Looking back now on my travels in the past, it’s interesting to me how my feelings toward traveling have changed. Just nine years ago, when I was in college and was studying abroad in Morocco, I was in a completely different mindset when it came to exploring the world. Traveling to different countries, for me, was a chance to discover myself, to find out who I was, and to figure out who I could be. I wanted to go on adventures and find myself along the way. At the root of it all, was my own confusion about who I was, about what my life would be like, and ultimately a sense of being adrift and feeling dissatisfied with myself. I was like a boat that was unanchored out at sea, swaying with the waves, going this way and that, completely surrendered to where ever the ocean took me. Traveling, then, felt exciting in a I’m-going-to-discover-who-I-am-and-uncover-new-parts-of-me type of way, along with connecting with others and experiencing different ways of life, trying new foods and drinks, seeing different places, and more.
Now though, I feel quite differently about all of that. Well, I still would like to connect with people, to learn about and experience different ways of life, to try new foods and drinks, to explore new places, and more - but I no longer feel adrift. Now — though I have been uncovering deeper parts of myself almost every day over these past few years — I feel settled. When I think of how I feel, I see in my mind the ocean floor. There’s a sudden commotion, a flurry of fish swimming around and hitting the sand, thrashing about in it, then swimming away, all in different directions. Then, slowly but surely, the sand falls back to the ocean floor, and all is calm again.

That’s how I feel now compared to how I felt nine years ago. Actually — just younger me in general. I’m much more grounded now in who I am, more certain of my abilities, and more connected to myself. Sure, there are still things I’m “working on” and building towards, both internally and externally, but there’s no longer that feeling of hating myself, of being utterly confused about who I am, and just feeling lost within myself, in the the world, and in Life.
It’s been several years since I’ve traveled overseas, and I might get the chance to do it again soon. I’m excited. Not sure if it’s 100% going to happen, so not too excited, but still a little excited. It’ll be interesting to see how I feel being abroad now. If I do end up going, I’ll definitely share about my time there.

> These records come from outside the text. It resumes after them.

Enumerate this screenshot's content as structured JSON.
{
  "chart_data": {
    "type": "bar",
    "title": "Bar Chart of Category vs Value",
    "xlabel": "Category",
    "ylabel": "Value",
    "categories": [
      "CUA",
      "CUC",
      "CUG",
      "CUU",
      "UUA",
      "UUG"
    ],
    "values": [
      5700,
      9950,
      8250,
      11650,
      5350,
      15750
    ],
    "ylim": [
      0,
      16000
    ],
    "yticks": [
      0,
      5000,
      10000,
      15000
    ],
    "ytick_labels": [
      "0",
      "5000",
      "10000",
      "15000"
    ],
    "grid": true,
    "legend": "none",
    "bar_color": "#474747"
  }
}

I hope everyone is having a wonderful weekend.
All my love,
Christina
This hilarious reel. 😂 Her (Jordynn Lurie) other Voldemort reels are equally as hilarious! Also — she reminded me of my past dream to learn salsa dancing and take salsa classes. And how I had been teaching myself belly dancing last year (but have since stopped). I am now thinking about starting lessons in at least one of those dances…
My morning walks. The sun on my skin, the light, cool morning breeze, the birds chirping and singing away. The feel of my feet on the pavement, and my connection to my breath - something I often overlook (I catch myself holding my day multiple times throughout the day, everyday).
This enchanting album. I don’t understand Portuguese, but I can feel the music, rhythm, and movement flow through me.
This American robin I came across on my walk the other day.
So many other things captivated me this week, many of them internal things - like a deeper awareness of my own patterns and cycles I’ve been “stuck” in and have let be in the driver’s seat of my Self and life, and choosing to move forward. Some of these things include me releasing sadness from a past romantic connection that didn’t come to fruition, choosing to remain in my body and not distract myself when I felt uncomfortable emotions come up, and realizing that no matter what happens, I still have me. No matter what happens, I still have me. That is my newest mantra.